Score: 5 / 5
I don't think I can provide accurate words to describe my love of It Follows. Easily the most cerebral horror film since Insidious (2010), and rather similar in terms of conceptual structure, It Follows takes old genre tropes and turns them on their heads. Without even a single wink to the audience (which we've come to expect from horror in the post-Scream years), this film re-works John Carpenter's Halloween (1978) into a supernatural suburban thriller that delivers with every shot. And director David Robert Mitchell frames each shot with such edgy immediacy that the whole thing quickly becomes a meditation on dread and anticipation.
Okay, I'm making a lot of claims and references here, so let's break things down a bit. It Follows uses a basic horror narrative in which our female protagonist is, well, followed by a supernatural being after having a sexual encounter. This being -- the titular "It" -- pursues its victim without speaking or changing pace, just infinitely walking in whatever direction it must. To complicate matters, it does not rest, and only its victim can ever see it approaching, though it can change its appearance and so look wildly different at a given time. There is apparently no killing this monster, though a target may transfer its attentions by having sex; immediately after doing so, this new person becomes the monster's new target. But the danger never passes, for if the monster kills its current victim, it will turn its violent attentions to its previous target, and so forth.
Are you following me? (Sorry, it's so hard to avoid these things.) So, besides this rather fresh and intriguing concept for our antagonist (that might be a little gimmicky, but, hey, it is a horror movie), as well as a plot that seems crafted to extend into a franchise, why is this film so important? Well, let's consider the sexual ethics of horror films in the last half-century.

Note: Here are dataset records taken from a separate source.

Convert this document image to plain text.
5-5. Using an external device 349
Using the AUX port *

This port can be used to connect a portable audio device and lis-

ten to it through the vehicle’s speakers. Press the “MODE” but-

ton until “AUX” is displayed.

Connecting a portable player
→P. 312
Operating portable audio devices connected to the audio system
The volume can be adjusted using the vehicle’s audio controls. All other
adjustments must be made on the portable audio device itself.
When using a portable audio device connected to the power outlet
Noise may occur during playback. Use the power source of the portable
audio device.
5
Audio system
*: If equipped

The sexual nature of villains and violence during the Hays Code was kept to a minimum (arguably pushed most by the 1960 genre-changers Psycho and Peeping Tom) until the Code's death in 1968. Horror filmmakers were finally able to give graphic images to their biting portrayals of culture, reaching an early peak with the still-controversial The Last House on the Left (1972). In most of the slasher films of the '70s, audiences saw young people choosing sex and drugs before being punished for these sins by unspeakable monsters.
Having seen this new, "millennial" meditation on these things, it only makes sense that it takes the next logical step in modern sexual ethics. We're not watching the wrath of God (or conservative parents) being enacted upon sinful teenagers; we're watching the horrific potentialities brought to a metaphoric reality. You can have sex with someone, but do you really know their reasons for having sex with you? Do you know what they might really give you in that intimate encounter? Will you choose to continue to spread the thing you contracted? And what if that thing returns in a week, a year, ten years in the future? Now I don't know about you, but it makes perfect sense to me to have a horror film about the sexual ethics of STDs. What is "It"? I don't know, but it's kind of hard to watch the movie and not think about a literal embodiment of an STD.
Why do I say it's a modern update of Halloween? Because Mike Myers and our "It" are silent stalkers who butcher their victims and apparently can't be killed. Because you might delay or hinder their progress but there's no guarantee they won't return. Because both take place in lovely suburban areas (one in Haddonfield, Illinois, and the other filmed near Detroit, Michigan) that strike at the hearts of most middle-class Americans. Just look at all the lovely sunlit sidewalks Jamie Lee Curtis strolls down, much like what we see repeatedly in It Follows, though here they are mostly shrouded by twilight. Oh, and if we're comparing films, I really think the score of this is damn good, and it seems to be a close translation of Carpenter's Halloween score in its own right. Of course, I say this is a "modern update", but It Follows is also strangely timeless. The characters use landlines to call each other, not cell phones. The climax takes place in an indoor pool, and we see generic (but older) televisions and lamps around it. The cars are nondescript, the houses aren't striking; point being: this isn't Gothic, it isn't 70s, it isn't really 2015, so what/where/when is it? My answer (and, I suspect, David Robert Mitchell's answer): Does it matter?
And all this is to say nothing of the film's technical excellence. Mitchell intelligently avoids gimmicks and grandeur with this low-budget thriller. He keeps the action as intimate and minimalist as the story and its villain, creeping along with steady pace that never reaches frenzy but never relents in its terror for even a moment. Longshots force the actors to face their own demons, and force us to share in the immediate sensations of fear and limited awareness. Case in point: Our protagonist wakes up from her Sex of Doom (can that be a thing?) tied to a chair, told that she has to witness what follows...literally. But the camera stays trained on her face as she is wheeled around, shown the monster, and frantically pushed away to safety. Another moment: Our protagonist escapes the monster in her house and flees to a wooded part at night. Her friends follow her there, but all we see (from her point of view) is their silhouettes walking toward her. In moments like these, we are never really sure if one of the people in the background is the monster. It's a simple solution that adds more atmospheric elegance to this film than all the computer-generated fog or shadows in any horror film of the last decade.